Suivi de : Procès criminel fait à François Ravaillac, 1610, 43 pp.
Suivi de : Testament de Louis XIV, 17 pp.

Élégant manuscrit du Roman de la Rose, calligraphié au XVIIIe siècle d'après l'édition parisienne donnée par Guillaume Le Bret en 1538.

Il occupe les 673 premières pages d'un Recueil de pièces manuscrites contenant à la suite : Procès criminel fait à François Ravaillac ; Testament du roy Louis XIV…

Roman d’amour et quête initiatrice courtoise, Le Roman de la Rose fut écrit au début du XIIIe siècle par Guillaume de Lorris ; une quarantaine d’années plus tard, près de 18 000 vers de Jean Clopinel, natif de Meung sur Loire complétèrent le poème et contribuèrent à son immense popularité.
Cet ouvrage qui exerça une influence considérable sur toute la littérature française, est le récit allégorique d’un amour pour un bouton de rose.
Le Roman de la Rose connaît un énorme succès, rapide et durable, devenant l’œuvre la plus célèbre du Moyen Âge, avec quelque 250 copies manuscrites connues.
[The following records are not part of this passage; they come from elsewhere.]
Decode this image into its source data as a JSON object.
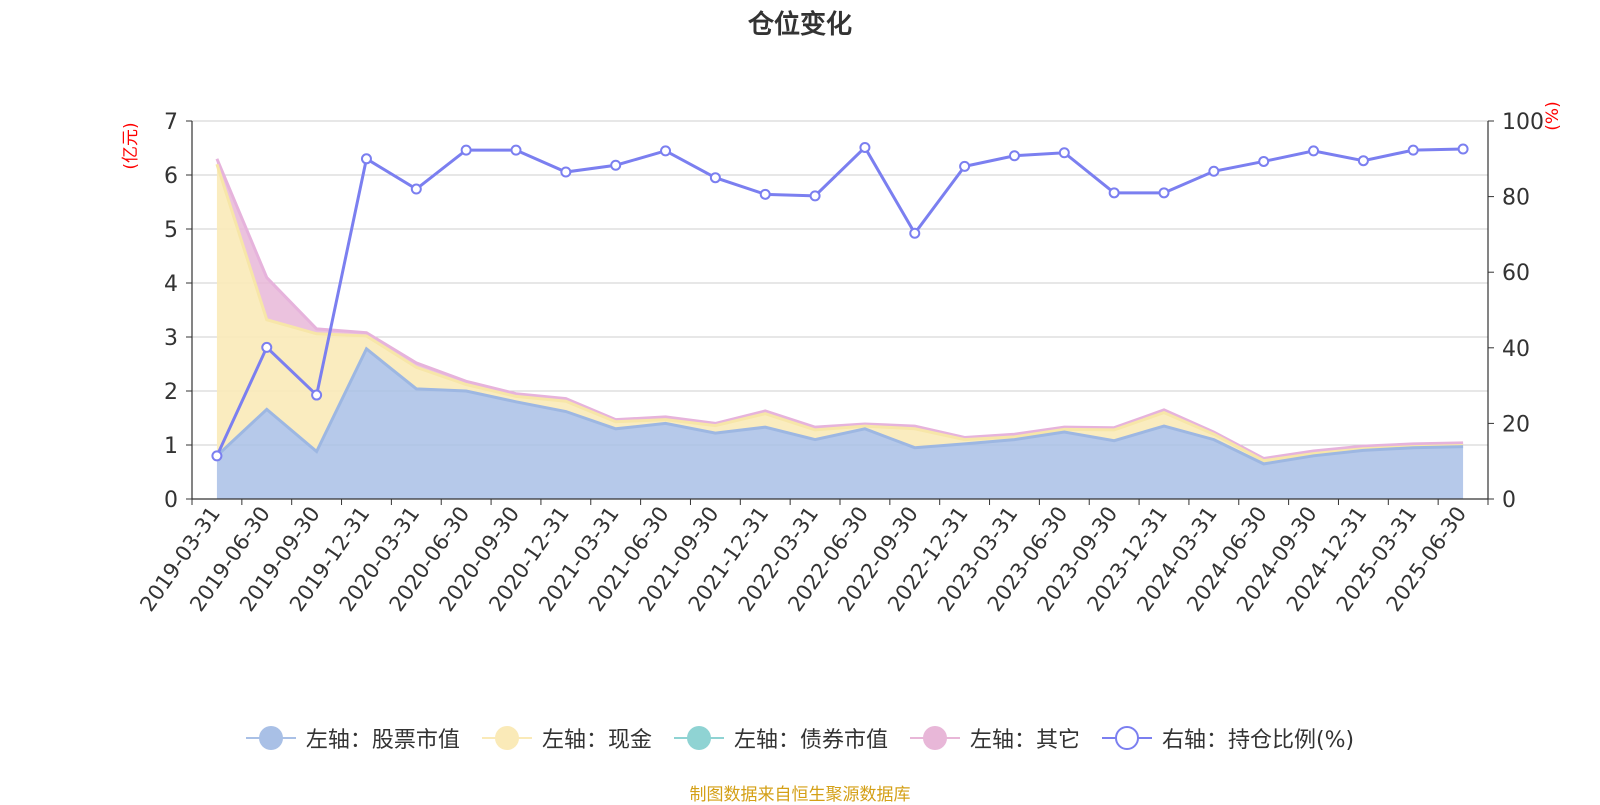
{
  "title": "仓位变化",
  "source_note": "制图数据来自恒生聚源数据库",
  "colors": {
    "stock": "#a9c0e6",
    "stock_line": "#9db7e2",
    "cash": "#faeab8",
    "cash_line": "#f7e6a8",
    "bond": "#8fd3d3",
    "other": "#e8b7d8",
    "other_line": "#e6b3dc",
    "ratio": "#7b7ff0",
    "axis_unit": "#ff0000"
  },
  "legend": [
    {
      "label": "左轴：股票市值",
      "key": "stock",
      "icon": "filled-circle-icon"
    },
    {
      "label": "左轴：现金",
      "key": "cash",
      "icon": "filled-circle-icon"
    },
    {
      "label": "左轴：债券市值",
      "key": "bond",
      "icon": "filled-circle-icon"
    },
    {
      "label": "左轴：其它",
      "key": "other",
      "icon": "filled-circle-icon"
    },
    {
      "label": "右轴：持仓比例(%)",
      "key": "ratio",
      "icon": "hollow-circle-icon"
    }
  ],
  "chart_data": {
    "type": "area",
    "title": "仓位变化",
    "y_left_unit": "(亿元)",
    "y_right_unit": "(%)",
    "y_left_range": [
      0,
      7
    ],
    "y_left_ticks": [
      "0",
      "1",
      "2",
      "3",
      "4",
      "5",
      "6",
      "7"
    ],
    "y_right_range": [
      0,
      100
    ],
    "y_right_ticks": [
      "0",
      "20",
      "40",
      "60",
      "80",
      "100"
    ],
    "grid": true,
    "stacked": true,
    "legend_position": "bottom",
    "x": [
      "2019-03-31",
      "2019-06-30",
      "2019-09-30",
      "2019-12-31",
      "2020-03-31",
      "2020-06-30",
      "2020-09-30",
      "2020-12-31",
      "2021-03-31",
      "2021-06-30",
      "2021-09-30",
      "2021-12-31",
      "2022-03-31",
      "2022-06-30",
      "2022-09-30",
      "2022-12-31",
      "2023-03-31",
      "2023-06-30",
      "2023-09-30",
      "2023-12-31",
      "2024-03-31",
      "2024-06-30",
      "2024-09-30",
      "2024-12-31",
      "2025-03-31",
      "2025-06-30"
    ],
    "series": [
      {
        "name": "左轴：股票市值",
        "axis": "left",
        "values": [
          0.8,
          1.66,
          0.88,
          2.78,
          2.04,
          2.0,
          1.8,
          1.62,
          1.3,
          1.4,
          1.22,
          1.33,
          1.1,
          1.3,
          0.95,
          1.02,
          1.1,
          1.24,
          1.08,
          1.35,
          1.1,
          0.65,
          0.8,
          0.9,
          0.95,
          0.97
        ]
      },
      {
        "name": "左轴：现金",
        "axis": "left",
        "values": [
          5.4,
          1.66,
          2.18,
          0.24,
          0.4,
          0.12,
          0.1,
          0.19,
          0.13,
          0.07,
          0.14,
          0.25,
          0.18,
          0.05,
          0.35,
          0.08,
          0.05,
          0.05,
          0.2,
          0.25,
          0.1,
          0.06,
          0.04,
          0.03,
          0.02,
          0.02
        ]
      },
      {
        "name": "左轴：债券市值",
        "axis": "left",
        "values": [
          0,
          0,
          0,
          0,
          0,
          0,
          0,
          0,
          0,
          0,
          0,
          0,
          0,
          0,
          0,
          0,
          0,
          0,
          0,
          0,
          0,
          0,
          0,
          0,
          0,
          0
        ]
      },
      {
        "name": "左轴：其它",
        "axis": "left",
        "values": [
          0.1,
          0.78,
          0.09,
          0.06,
          0.08,
          0.06,
          0.05,
          0.05,
          0.04,
          0.05,
          0.04,
          0.05,
          0.05,
          0.04,
          0.05,
          0.04,
          0.05,
          0.04,
          0.04,
          0.05,
          0.04,
          0.04,
          0.05,
          0.05,
          0.05,
          0.05
        ]
      },
      {
        "name": "右轴：持仓比例(%)",
        "axis": "right",
        "values": [
          11.4,
          40.1,
          27.5,
          90.0,
          82.0,
          92.3,
          92.3,
          86.5,
          88.3,
          92.1,
          85.0,
          80.6,
          80.2,
          93.0,
          70.3,
          88.0,
          90.8,
          91.6,
          81.0,
          81.0,
          86.7,
          89.3,
          92.1,
          89.5,
          92.3,
          92.6
        ]
      }
    ]
  }
}
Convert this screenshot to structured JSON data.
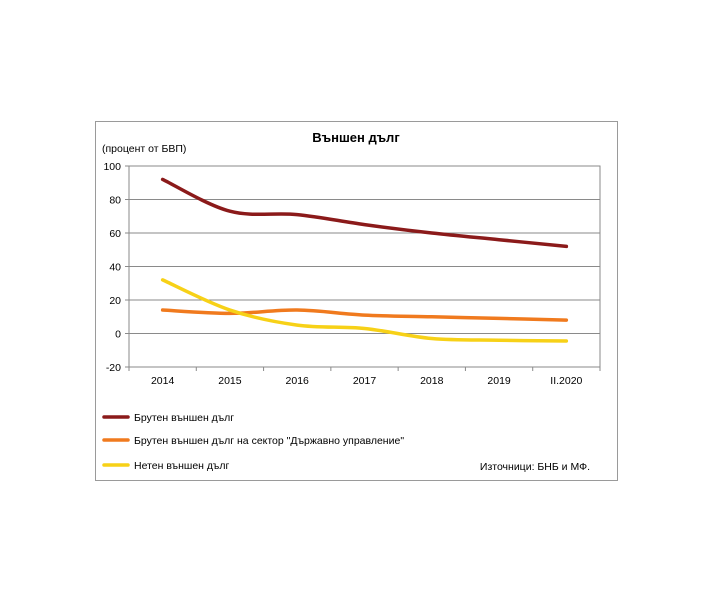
{
  "chart_data": {
    "type": "line",
    "title": "Външен дълг",
    "ylabel": "(процент от БВП)",
    "xlabel": "",
    "categories": [
      "2014",
      "2015",
      "2016",
      "2017",
      "2018",
      "2019",
      "II.2020"
    ],
    "ylim": [
      -20,
      100
    ],
    "yticks": [
      100,
      80,
      60,
      40,
      20,
      0,
      -20
    ],
    "grid": true,
    "legend_position": "bottom",
    "series": [
      {
        "name": "Брутен външен дълг",
        "color": "#8b1a1a",
        "values": [
          92,
          73,
          71,
          65,
          60,
          56,
          52
        ]
      },
      {
        "name": "Брутен външен дълг на сектор \"Държавно управление\"",
        "color": "#f07a1e",
        "values": [
          14,
          12,
          14,
          11,
          10,
          9,
          8
        ]
      },
      {
        "name": "Нетен външен дълг",
        "color": "#f7d117",
        "values": [
          32,
          14,
          5,
          3,
          -3,
          -4,
          -4.5
        ]
      }
    ],
    "source_note": "Източници: БНБ и МФ."
  }
}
Dès les années 1290, Gui de Mori remanie le Roman de la Rose dans un sens chrétien. L’ouvrage a également fait l’objet de deux moralisations : Evrard de Conty, dans le Livre des échecs amoureux, vers 1400, puis Jean de Molinet et sa réécriture du Roman de la Rose, vers 1500, ont chacun donné, à cent ans d’intervalle, leur propre interprétation de l’œuvre de Guillaume de Lorris et de Jean de Meung.

« Le Roman de la Rose fut le premier « classique » français. Lu, copié, cité, glosé, admiré sans cesse au long des siècles, il est le roman médiéval par excellence » (C. Marchello-Nizia, En français dans le texte, 18).

Ce beau manuscrit du roman de la rose est suivi du manuscrit du Procès criminel fait à François Ravaillac, 1610, 43 pages et du Testament du roi Louis XIV en 17 pages.

L’assassinat d’Henri IV par Ravaillac a longtemps alimenté des polémiques dues tant à la grande popularité du « bon roi Henri » qu’aux mystères entourant le parcours de son meurtrier. Le roi Henri IV demeure, en effet, aujourd’hui encore le symbole d’une période de prospérité économique et sociale du pays, succédant à plusieurs décennies d’incertitudes et de désordres.
Ravaillac par deux fois frappe le roi, un flot de sang jaillit de sa bouche. Henri IV mourra dans le petit cabinet de la reine. Sur ordre du duc d'Epernon, Ravaillac est conduit à l'hôtel de Retz, puis le 15 mai 1610 à la Conciergerie. Lors de son procès, il déclara " Les sermons que j'ay ouys, ausquels j'ay appris les causes pour lesquelles il estoit necessaire de tuer le roy". Qui avait donc prononcé ces sermons ? On chercha à savoir s’il avait agi seul, soumis au supplice des brodequins, il n'avoue aucune complicité, mais le bruit court que la reine soucieuse d'éviter la guerre serait impliquée. La rapidité de l'exécution du régicide prouve la crainte de révélations. Ravaillac est accusé de crime de lèse-majesté commis sur la personne du défunt roi Henri IV.

Bel exemplaire en reliure de l’époque renfermant d’importants manuscrits littéraire et historiques rassemblés par les ducs de Luynes.

Provenance : bibliothèque des ducs de Luynes, Château de Dampierre.